このように、球面上の三角形は、平面上の三角形とは性質が異なることがわかります。


「一点から何本も垂線を引くことができる」状況が起こるということは、「平行線とは何か」いうことを再確認することが必要であることを示唆しています。

地球上の全ての経線は、赤道に対して垂直です。
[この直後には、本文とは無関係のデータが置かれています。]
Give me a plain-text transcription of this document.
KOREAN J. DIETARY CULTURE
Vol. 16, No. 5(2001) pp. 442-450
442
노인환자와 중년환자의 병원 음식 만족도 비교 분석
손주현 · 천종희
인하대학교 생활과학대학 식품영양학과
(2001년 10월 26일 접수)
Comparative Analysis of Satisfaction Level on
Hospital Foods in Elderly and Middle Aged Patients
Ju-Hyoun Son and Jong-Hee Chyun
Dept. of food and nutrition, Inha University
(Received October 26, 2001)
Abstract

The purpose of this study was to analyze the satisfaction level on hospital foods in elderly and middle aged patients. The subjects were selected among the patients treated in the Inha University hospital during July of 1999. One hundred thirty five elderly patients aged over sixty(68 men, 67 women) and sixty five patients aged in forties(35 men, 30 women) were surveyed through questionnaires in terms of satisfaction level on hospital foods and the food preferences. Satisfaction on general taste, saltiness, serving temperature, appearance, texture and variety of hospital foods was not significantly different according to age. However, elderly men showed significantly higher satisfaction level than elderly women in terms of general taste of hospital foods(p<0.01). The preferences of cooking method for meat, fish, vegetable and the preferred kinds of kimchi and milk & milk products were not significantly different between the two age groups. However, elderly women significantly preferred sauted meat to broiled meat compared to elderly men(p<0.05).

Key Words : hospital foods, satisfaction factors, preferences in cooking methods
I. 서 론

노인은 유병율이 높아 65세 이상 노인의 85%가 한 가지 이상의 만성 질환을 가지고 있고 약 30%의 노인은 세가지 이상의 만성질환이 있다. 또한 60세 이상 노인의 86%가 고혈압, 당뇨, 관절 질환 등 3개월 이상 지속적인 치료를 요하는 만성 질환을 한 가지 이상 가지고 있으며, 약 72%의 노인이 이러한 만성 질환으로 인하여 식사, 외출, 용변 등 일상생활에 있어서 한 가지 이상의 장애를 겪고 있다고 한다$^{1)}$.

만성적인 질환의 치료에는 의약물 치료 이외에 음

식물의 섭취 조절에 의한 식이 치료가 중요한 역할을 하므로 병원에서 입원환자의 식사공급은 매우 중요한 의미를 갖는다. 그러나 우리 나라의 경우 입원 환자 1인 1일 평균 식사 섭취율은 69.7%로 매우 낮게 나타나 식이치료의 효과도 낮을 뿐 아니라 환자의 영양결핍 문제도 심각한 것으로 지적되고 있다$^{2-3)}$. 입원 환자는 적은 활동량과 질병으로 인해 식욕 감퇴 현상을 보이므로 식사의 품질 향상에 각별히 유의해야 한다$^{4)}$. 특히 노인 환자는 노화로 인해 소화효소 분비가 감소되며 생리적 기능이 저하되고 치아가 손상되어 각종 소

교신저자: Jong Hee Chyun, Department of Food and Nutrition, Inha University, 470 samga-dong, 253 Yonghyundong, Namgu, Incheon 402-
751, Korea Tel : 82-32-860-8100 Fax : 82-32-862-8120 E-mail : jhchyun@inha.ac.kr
しかもそれらは全て北極点と南極点で交わります。
平面上では、「一本の直線に垂直な直線は、すべて平行になる」という常識は、球面上では通じないようです。

また、次のことも今までの常識に反します。
つまり、経線以外の「直線」も大円でしたから、任意の二本の「直線」は必ず交わります。

すなわち、
球面上の「直線」は必ず交わり、平行な関係は存在しない
ことになります。

緯線は同心円を形成し交わりませんが、赤道以外の緯線は「直線」ではありません。

以上、地球上の東西南北の概念を通して、球面上の幾何学の一端を紹介しました。

人間は3次元空間の中に住んでいますが、地面に張り付いていて、日常的にはあまり高さを意識していませんね。しかも、その地面を平坦な平面と思っていても、大きな間違いは生じません。人類の歴史を振り返っても、地球が丸い曲面であることは、つい最近(15世紀ごろ)わかったことでした。
自分たちが住んでいる空間が平坦ではなく、曲がっているというを認識することは、大変難しいことなのです。